SMU Law Review

ORCID (Links to author’s additional scholarship at ORCID.org)



Students for Fair Admissions v. Harvard/UNC (SFFA) is a post-racial deception unmoored from precedent and societal reality. SFFA deceives the polity and signals an all out assault on anti-discrimination law. To preserve its institutional legitimacy, the Roberts Court promotes doctrinal and conceptual distortions—post-racial deceptions of cognizable injuries advanced through reverse discrimination claims of white plaintiffs; racial proxy claims of discrimination proffered by Asian-Americans; and the fairness rationale of the Court’s circular post-racial edict that “the way to stop discrimination on the basis of race is to stop discriminating on the basis of race.” Chief Justice Roberts’s majority opinion discards the anti-subordination principle of the Fourteenth Amendment and replaces it with a post-racial anti-differentiation principle: “Eliminating racial discrimination means eliminating all of it.” Expanding the circularity of Chief Justice Roberts’s post-racialism even further, Justice Thomas’s concurrence offers an ostensibly originalist reinterpretation of the Fourteenth Amendment that erases the race-conscious history of the Reconstruction Amendments and reframes it as the codification of the Declaration of Independence.
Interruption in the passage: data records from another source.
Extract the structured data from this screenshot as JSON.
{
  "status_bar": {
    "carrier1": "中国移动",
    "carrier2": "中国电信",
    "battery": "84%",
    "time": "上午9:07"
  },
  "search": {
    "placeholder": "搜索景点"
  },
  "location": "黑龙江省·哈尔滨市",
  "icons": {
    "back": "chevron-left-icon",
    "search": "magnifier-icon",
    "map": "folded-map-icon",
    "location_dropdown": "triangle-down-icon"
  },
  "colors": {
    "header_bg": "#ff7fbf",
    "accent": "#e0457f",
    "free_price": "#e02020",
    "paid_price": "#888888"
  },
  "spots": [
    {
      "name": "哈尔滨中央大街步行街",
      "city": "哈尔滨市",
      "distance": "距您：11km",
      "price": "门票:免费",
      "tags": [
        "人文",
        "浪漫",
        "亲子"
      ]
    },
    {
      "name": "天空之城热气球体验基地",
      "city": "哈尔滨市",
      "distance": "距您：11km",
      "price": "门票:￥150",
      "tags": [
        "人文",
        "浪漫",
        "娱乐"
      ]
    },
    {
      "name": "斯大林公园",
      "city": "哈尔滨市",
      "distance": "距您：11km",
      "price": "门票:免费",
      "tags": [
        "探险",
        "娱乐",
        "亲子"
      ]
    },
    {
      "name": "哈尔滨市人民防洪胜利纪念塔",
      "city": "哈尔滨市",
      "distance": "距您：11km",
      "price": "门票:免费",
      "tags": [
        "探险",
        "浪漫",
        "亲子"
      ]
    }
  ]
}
Rejecting this post-racial deception, Justices Sotomayor and Jackson, in dissent, foreground the anti-subordination principle as the essential doctrinal core of the Fourteenth Amendment and offer a rebuke of the Court’s facile post-racialism with a comprehensive discussion of systemic racism, structural inequality, and the present-day effects of past discrimination. The Court’s post-racial constitutionalism is a post-racial deception which must be discredited and rejected if we are to ever achieve the multi-racial democracy promised by the Second Founding.